Автор книги: Елена Чижова
Жанр:
Современная проза
сообщить о нарушении
Текущая страница: 2 (всего у книги 7 страниц) [доступный отрывок для чтения: 2 страниц]
ТЕМНО–БАРХАТНАЯ РОЗА
Пожалуй, только теперь я могу оценить бесшабашную смелость того чиновника, который первым придумал это громоздкое название: “Средняя школа с преподаванием ряда предметов на иностранном языке”. Не сомневаюсь, что сам–то он не говорил ни на каком другом, кроме русского, то есть все иные языки были для него не другими, а именно иностранными, теми, на которых говорят в иных странах.

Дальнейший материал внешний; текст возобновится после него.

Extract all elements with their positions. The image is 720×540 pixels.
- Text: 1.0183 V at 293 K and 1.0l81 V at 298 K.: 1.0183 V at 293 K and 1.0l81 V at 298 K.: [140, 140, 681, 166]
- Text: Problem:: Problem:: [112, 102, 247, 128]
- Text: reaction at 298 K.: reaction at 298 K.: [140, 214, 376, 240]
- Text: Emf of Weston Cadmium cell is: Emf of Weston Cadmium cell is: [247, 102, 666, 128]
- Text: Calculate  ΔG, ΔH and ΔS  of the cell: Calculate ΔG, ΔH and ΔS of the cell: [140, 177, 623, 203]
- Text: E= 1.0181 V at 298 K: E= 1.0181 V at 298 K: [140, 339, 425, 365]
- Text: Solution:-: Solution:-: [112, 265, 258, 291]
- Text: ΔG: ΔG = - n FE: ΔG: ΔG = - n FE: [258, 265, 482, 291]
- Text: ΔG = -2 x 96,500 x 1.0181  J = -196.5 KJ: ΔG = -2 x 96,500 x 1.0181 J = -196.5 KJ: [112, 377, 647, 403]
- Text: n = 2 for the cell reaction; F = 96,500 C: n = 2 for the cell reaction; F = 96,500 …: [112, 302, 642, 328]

Может быть, он мечтал побывать в ином, заграничном, запредельном мире, счастливо вымышленной моделью которого стал для него Первый Московский фестиваль молодежи. А может быть, он всегда, сколько себя помнил, мечтал – как тишайшие дети втайне мечтают стать космонавтами – выучить свободно другой – любой – язык. Мечтал, не веря своей мечте. Ну, пусть не он, кто–то другой, но похожий на него, хоть и по–другому одетый, невиданным образом шевелит губами, глотает звуки, внятные не всем, а таким же избранникам. А может быть, его родное дитя подходило к семилетнему рубежу, и он рискнул возложить на ребенка свои, несбывшиеся, надежды. Какой такой ряд предметов он имел в виду? Как не побоялся так неуклюже заявить о своей мечте? Знал ли о том, как – окольными путями – сбывается по слову? Нет ответа.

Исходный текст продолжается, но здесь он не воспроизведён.